Objetiva-se neste estudo refletir sobre os sentidos que o mito de João Grilo – bastante difundido no sertão nordestino – assume no imaginário dos sujeitos/atores que, direta ou indiretamente, com ele se identificam, perpetuando-o ao longo dos tempos. Aos que detém o poder e/ou são abastados, o mito – ao denunciar seus vícios – representa uma ameaça, apontando para a subversão da ordem.

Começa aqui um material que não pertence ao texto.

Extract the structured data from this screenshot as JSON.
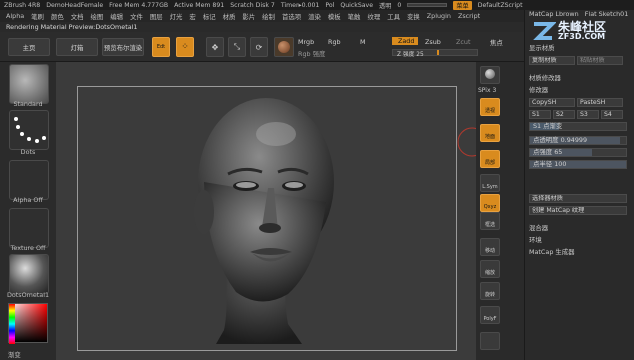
{
  "titlebar": {
    "app": "ZBrush 4R8",
    "doc": "DemoHeadFemale",
    "free_mem": "Free Mem 4.777GB",
    "active_mem": "Active Mem 891",
    "scratch": "Scratch Disk 7",
    "timer": "Timer▸0.001",
    "poly": "Pol",
    "quicksave": "QuickSave",
    "transparency_label": "透明",
    "transparency_value": "0",
    "menu_btn": "菜单",
    "script": "DefaultZScript"
  },
  "menubar": {
    "items": [
      "Alpha",
      "笔刷",
      "颜色",
      "文档",
      "绘图",
      "编辑",
      "文件",
      "图层",
      "灯光",
      "宏",
      "标记",
      "材质",
      "影片",
      "绘制",
      "首选项",
      "渲染",
      "模板",
      "笔触",
      "纹理",
      "工具",
      "变换",
      "Zplugin",
      "Zscript"
    ]
  },
  "status": {
    "text": "Rendering Material Preview:DotsOmetal1"
  },
  "shelf": {
    "home": "主页",
    "lightbox": "灯箱",
    "lightbox_arrow": "▸",
    "preview_render": "预览布尔渲染",
    "edit": "Edt",
    "draw": "绘画",
    "move": "移动",
    "scale": "缩放",
    "rotate": "旋转",
    "mrgb": "Mrgb",
    "rgb": "Rgb",
    "m": "M",
    "rgb_intensity": "Rgb 强度",
    "zadd": "Zadd",
    "zsub": "Zsub",
    "zcut": "Zcut",
    "z_intensity_label": "Z 强度",
    "z_intensity_value": "25",
    "focal_shift": "焦点"
  },
  "leftpanel": {
    "standard": "Standard",
    "dots": "Dots",
    "alpha_off": "Alpha Off",
    "texture_off": "Texture Off",
    "material": "DotsOmetal1",
    "gradient": "渐变"
  },
  "toolcol": {
    "spix_label": "SPix",
    "spix_value": "3",
    "persp": "透视",
    "floor": "地面",
    "local": "局部",
    "lsym": "L.Sym",
    "xyz": "Qxyz",
    "frame": "框选",
    "move": "移动",
    "scale": "缩放",
    "rotate": "旋转",
    "polyf": "PolyF"
  },
  "rightpanel": {
    "matcap_title": "MatCap Lbrown",
    "flat": "Flat Sketch01",
    "show_material": "显示材质",
    "copy_material": "复制材质",
    "paste_material": "粘贴材质",
    "matcap_editor": "材质修改器",
    "modifier": "修改器",
    "copysh": "CopySH",
    "pastesh": "PasteSH",
    "s_tabs": [
      "S1",
      "S2",
      "S3",
      "S4"
    ],
    "s1_gradient_label": "S1 点渐变",
    "opacity_label": "点透明度",
    "opacity_value": "0.94999",
    "intensity_label": "点强度",
    "intensity_value": "65",
    "radius_label": "点半径",
    "radius_value": "100",
    "select_material": "选择器材质",
    "create_matcap": "创建 MatCap 纹理",
    "mixer": "混合器",
    "environment": "环境",
    "matcap_gen": "MatCap 生成器",
    "logo_title": "朱峰社区",
    "logo_url": "ZF3D.COM"
  },
  "colors": {
    "accent": "#d98b1e",
    "viewport_bg": "#3b3b3b",
    "panel_bg": "#2a2a2a"
  }
}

Entretanto, àqueles que, por seu aspecto físico e pela sua condição de miséria e escravização, se identificam com o mito, João Grilo representa a esperança de dias melhores. Apesar de malandro, o caráter da personagem não perde totalmente o brilho e a dignidade, pois, ao não se apropriar do poder e da riqueza dos oponentes por ele derrotados, João Grilo não reproduz nem perpetua o sistema do qual fora vítima. Assim sendo, João Grilo, diferentemente dos metódicos caxias e dos cangaceiros caóticos, não é extremista, situando-se numa posição intermediária no rol dos heróis que povoam o imaginário folclórico-cultural brasileiro.

Palavras-chave

Mito; Malandragem; Perspectiva sociológica.